Turkmenistan borders the Caspian Sea in the west, Kazakhstan in the north, Uzbekistan in the northeast, Iran and Afghanistan in the south. The 488,100 square kilometer country is shaped by the Karakum desert. Karakum means black sand. Mountain ranges also rise at the borders. The Kopet Dag Mountains in the south form the natural border with Iran. The Kugitang Mountains with the highest elevation Ayrybaba (3,139 m) are located in the border area between Turkmenistan and Uzbekistan.

The country’s most important lifeline, the Amu Darya River, the oxus of antiquity, is also the border river between Turkmenistan and Uzbekistan. The Karakum Canal between Amu Darya and the Caspian Sea is also fed from its water with its almost 1,500 km longest artificial canal in the world.

Of the 5.8 million inhabitants, 77% are Turkmen, 9% Uzbeks, 7% Russians and 2% Kazakhs. Tatars, Azerbaijanis, Armenians, Ukrainians, Koreans and Tajiks also live in the country.

The official language is Turkmen, a language that, like Turkish and Azerbaijani, belongs to the oghusian Turkic languages. The font was changed from Cyrillic to Latin after independence.

The carpets are firmly anchored in the nomadic tribal culture of Turkmenistan. Each tribe had its own motives (Göls). The most important ones even adorn the state flag.
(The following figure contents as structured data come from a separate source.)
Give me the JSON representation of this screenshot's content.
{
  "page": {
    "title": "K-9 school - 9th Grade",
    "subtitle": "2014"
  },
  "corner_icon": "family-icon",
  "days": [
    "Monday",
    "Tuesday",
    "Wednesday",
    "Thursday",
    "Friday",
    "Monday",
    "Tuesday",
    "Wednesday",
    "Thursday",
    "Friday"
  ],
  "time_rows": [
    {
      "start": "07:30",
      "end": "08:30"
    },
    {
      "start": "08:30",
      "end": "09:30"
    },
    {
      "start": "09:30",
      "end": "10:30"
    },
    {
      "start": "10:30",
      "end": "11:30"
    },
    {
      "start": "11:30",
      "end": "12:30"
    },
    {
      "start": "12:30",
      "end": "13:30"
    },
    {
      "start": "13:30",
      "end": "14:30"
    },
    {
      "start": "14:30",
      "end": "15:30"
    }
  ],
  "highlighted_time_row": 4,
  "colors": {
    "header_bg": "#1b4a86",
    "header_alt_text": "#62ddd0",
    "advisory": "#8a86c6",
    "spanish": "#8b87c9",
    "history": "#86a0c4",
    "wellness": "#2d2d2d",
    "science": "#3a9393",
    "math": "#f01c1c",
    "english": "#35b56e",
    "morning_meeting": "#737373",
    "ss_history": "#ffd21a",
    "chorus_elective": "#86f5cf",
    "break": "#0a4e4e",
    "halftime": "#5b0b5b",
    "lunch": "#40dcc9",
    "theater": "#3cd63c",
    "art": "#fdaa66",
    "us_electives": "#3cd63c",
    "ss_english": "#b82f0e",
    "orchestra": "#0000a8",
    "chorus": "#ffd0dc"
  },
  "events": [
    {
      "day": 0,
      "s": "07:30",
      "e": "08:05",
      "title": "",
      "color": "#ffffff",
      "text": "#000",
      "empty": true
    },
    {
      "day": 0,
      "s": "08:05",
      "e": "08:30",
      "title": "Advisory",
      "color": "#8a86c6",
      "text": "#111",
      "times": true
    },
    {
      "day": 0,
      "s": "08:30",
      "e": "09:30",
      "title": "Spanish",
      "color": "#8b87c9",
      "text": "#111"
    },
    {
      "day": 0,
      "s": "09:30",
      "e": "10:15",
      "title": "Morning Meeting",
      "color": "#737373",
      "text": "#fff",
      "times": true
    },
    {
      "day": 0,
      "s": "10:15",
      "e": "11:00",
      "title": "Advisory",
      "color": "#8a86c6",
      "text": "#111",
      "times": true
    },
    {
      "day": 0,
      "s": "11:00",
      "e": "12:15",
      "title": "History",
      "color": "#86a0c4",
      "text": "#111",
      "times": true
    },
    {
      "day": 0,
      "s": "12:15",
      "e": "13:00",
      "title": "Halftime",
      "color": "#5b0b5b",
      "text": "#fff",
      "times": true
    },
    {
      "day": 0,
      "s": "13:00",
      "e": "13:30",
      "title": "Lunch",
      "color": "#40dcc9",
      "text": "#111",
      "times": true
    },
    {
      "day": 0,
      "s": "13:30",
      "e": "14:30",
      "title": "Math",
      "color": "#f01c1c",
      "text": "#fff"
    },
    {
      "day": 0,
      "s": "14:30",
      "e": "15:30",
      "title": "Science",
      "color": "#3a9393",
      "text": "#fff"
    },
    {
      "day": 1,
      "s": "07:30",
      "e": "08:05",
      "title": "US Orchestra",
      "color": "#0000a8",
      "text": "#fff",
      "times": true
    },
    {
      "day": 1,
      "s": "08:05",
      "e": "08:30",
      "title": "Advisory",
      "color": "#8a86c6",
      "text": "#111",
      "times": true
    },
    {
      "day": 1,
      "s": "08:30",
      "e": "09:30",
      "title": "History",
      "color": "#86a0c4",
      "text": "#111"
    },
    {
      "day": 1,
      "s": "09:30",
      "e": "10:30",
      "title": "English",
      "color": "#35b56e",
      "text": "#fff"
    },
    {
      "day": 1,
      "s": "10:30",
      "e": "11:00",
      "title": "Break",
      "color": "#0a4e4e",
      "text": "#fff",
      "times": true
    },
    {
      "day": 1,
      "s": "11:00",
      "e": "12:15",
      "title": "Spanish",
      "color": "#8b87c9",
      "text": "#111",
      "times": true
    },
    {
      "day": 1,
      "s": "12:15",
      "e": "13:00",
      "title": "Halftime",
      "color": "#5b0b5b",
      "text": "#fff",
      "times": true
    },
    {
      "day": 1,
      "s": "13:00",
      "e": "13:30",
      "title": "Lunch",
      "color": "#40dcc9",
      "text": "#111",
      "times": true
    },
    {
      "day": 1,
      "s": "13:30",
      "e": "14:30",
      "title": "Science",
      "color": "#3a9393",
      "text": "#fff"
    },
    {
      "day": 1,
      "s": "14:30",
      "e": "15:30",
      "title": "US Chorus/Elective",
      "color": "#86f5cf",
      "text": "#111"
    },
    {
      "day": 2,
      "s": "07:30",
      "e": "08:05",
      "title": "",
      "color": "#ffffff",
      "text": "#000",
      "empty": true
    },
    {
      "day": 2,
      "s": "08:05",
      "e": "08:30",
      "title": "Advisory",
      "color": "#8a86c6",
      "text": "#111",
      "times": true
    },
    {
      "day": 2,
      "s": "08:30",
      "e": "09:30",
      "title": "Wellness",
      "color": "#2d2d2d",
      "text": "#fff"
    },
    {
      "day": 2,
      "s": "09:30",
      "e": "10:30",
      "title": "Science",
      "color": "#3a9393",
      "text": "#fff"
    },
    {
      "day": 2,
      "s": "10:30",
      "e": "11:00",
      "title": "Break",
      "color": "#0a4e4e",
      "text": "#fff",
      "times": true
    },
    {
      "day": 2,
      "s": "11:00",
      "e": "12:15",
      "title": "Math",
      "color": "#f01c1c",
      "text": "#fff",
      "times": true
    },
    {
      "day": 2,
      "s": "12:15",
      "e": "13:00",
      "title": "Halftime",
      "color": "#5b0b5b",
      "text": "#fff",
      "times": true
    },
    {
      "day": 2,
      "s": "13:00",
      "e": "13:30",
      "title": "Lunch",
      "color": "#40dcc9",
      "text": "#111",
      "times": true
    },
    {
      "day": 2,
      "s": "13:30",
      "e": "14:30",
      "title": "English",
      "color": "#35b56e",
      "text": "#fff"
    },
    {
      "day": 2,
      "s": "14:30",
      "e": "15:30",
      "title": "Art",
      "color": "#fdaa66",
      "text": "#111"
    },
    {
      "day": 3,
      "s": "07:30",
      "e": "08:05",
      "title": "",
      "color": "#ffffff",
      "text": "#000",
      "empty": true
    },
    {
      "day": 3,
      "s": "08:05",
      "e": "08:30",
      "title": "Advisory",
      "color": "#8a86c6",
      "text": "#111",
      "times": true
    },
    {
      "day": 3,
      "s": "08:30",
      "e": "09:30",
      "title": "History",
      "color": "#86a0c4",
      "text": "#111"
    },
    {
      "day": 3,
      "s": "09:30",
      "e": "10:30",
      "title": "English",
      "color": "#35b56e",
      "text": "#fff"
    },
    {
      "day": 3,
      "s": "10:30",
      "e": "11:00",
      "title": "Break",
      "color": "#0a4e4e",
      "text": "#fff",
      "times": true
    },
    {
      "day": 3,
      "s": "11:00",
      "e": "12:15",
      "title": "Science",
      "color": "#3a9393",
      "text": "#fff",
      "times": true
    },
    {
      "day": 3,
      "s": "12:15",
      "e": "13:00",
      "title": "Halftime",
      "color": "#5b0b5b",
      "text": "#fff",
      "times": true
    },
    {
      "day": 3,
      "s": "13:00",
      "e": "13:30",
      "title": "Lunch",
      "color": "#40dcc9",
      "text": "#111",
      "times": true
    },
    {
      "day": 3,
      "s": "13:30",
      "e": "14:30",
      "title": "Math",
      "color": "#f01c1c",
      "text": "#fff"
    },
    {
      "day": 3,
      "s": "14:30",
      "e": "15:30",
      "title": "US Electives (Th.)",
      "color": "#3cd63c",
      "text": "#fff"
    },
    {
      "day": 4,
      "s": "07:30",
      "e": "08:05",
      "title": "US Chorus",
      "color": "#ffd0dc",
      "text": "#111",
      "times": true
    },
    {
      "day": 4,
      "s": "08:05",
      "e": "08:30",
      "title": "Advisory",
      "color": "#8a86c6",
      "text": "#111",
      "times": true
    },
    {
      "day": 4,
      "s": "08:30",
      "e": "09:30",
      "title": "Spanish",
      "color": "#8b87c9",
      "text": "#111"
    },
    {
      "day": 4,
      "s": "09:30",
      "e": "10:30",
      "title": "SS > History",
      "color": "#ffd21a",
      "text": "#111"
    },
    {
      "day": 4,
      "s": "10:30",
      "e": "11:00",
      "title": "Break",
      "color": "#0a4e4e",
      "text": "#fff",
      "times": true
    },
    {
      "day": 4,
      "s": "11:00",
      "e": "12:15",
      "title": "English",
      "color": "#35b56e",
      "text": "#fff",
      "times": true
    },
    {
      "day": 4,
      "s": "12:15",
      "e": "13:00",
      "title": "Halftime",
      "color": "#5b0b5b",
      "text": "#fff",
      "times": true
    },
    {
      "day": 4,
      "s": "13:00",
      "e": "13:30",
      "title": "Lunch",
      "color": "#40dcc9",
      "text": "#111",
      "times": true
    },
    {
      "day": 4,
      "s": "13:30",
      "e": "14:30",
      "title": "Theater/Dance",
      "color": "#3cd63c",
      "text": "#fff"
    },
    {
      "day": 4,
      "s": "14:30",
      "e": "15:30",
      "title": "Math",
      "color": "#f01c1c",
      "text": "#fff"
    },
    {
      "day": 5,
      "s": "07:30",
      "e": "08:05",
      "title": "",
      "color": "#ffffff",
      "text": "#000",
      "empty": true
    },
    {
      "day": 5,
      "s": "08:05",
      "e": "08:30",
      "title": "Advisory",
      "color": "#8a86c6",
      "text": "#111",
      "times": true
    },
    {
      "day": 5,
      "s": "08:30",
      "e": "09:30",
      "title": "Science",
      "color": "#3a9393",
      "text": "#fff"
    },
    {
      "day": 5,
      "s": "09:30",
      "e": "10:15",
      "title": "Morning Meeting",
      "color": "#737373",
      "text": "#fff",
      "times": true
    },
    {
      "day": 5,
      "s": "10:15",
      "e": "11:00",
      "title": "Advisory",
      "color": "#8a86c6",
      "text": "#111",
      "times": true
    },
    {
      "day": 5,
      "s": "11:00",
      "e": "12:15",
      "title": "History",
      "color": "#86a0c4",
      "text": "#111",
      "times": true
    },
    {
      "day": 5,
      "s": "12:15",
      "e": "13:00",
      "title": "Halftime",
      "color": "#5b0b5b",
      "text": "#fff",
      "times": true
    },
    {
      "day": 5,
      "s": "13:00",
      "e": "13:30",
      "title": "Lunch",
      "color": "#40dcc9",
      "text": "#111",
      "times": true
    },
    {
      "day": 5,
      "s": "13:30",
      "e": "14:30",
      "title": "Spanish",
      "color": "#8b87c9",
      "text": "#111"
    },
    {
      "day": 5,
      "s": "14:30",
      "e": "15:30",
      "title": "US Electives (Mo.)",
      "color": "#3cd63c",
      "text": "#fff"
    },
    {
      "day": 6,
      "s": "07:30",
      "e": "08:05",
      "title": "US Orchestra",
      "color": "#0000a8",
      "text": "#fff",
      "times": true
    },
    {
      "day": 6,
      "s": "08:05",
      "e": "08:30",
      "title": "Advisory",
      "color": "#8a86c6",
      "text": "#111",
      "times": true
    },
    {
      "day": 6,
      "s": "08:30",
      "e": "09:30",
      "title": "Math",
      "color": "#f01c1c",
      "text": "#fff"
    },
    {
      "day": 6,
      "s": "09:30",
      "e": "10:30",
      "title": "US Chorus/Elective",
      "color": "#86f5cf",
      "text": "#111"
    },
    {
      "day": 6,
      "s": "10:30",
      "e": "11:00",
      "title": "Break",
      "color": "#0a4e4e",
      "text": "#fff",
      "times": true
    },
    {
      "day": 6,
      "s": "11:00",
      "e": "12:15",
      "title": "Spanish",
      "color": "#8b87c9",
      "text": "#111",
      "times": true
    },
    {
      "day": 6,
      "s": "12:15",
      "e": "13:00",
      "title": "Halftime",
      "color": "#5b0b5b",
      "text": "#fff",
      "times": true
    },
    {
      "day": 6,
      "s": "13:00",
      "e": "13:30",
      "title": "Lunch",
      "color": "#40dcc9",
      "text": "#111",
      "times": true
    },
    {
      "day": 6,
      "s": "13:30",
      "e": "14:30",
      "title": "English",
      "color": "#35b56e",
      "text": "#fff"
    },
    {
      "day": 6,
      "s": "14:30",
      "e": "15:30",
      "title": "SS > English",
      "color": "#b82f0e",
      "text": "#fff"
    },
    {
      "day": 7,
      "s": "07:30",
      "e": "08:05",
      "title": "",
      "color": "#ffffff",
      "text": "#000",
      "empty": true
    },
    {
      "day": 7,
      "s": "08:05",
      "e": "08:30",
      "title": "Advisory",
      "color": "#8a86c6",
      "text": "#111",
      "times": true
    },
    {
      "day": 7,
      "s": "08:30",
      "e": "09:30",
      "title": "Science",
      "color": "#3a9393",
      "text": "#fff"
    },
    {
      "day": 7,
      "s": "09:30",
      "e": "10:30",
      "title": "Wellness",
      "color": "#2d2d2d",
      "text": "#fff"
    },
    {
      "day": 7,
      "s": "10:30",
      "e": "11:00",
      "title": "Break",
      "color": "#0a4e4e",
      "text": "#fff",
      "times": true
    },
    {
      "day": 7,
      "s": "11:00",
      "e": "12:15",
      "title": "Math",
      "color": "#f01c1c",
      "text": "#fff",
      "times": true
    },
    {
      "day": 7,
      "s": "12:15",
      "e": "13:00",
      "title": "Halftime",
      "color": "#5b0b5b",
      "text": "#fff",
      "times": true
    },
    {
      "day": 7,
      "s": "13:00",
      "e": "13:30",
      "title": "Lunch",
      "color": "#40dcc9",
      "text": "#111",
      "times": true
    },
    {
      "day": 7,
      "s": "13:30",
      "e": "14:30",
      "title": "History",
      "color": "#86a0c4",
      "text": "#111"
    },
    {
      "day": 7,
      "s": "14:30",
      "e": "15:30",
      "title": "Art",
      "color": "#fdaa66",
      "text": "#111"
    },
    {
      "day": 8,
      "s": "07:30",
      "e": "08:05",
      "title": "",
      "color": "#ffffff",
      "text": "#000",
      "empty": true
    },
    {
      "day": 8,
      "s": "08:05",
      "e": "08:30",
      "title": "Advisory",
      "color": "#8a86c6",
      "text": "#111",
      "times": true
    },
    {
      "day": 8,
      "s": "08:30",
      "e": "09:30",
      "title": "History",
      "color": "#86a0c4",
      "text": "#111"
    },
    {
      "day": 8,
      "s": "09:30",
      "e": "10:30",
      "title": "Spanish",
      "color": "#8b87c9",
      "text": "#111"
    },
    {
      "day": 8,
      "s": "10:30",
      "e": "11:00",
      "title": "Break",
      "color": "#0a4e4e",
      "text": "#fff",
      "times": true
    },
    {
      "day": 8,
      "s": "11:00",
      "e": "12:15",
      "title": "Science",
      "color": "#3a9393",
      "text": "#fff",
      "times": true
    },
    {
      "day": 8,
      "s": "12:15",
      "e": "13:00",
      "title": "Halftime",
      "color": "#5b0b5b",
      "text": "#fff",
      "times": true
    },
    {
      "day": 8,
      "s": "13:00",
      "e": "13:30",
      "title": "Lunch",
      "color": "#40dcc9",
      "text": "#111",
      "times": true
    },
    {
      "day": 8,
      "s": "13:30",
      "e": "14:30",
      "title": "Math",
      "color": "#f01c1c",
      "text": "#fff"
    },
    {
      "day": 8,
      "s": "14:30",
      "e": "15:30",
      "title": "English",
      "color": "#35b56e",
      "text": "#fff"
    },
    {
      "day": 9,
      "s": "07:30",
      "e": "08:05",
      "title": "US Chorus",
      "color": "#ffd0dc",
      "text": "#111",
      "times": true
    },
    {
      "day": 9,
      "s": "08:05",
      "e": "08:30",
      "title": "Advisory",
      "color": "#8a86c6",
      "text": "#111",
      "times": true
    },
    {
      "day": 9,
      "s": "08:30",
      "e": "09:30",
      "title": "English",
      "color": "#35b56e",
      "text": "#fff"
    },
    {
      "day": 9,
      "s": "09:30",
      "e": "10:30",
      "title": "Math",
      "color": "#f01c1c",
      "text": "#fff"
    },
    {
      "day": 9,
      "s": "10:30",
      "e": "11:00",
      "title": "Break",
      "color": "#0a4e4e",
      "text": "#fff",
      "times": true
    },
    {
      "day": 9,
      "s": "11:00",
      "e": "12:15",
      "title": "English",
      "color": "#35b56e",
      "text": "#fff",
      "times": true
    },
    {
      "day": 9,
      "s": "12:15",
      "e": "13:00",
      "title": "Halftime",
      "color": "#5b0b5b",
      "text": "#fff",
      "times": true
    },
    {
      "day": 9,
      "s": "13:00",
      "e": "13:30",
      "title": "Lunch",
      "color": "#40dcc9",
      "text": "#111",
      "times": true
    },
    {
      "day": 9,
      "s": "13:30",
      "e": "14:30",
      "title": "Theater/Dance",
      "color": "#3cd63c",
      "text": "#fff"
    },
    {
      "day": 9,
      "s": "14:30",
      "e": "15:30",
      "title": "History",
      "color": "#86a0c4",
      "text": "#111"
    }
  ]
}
There is a carpet ministry and in the capital Ashgabat there is a large carpet museum which houses the largest carpet in the world. Every year at the end of May, the day of the carpet is celebrated with a big celebration.

In addition to the carpets, the famous Ahal Teke horses are inseparable from Turkmenistan.

Ashgabat was almost completely destroyed by an earthquake in 1948. The modern Ashgabat was built from white marble.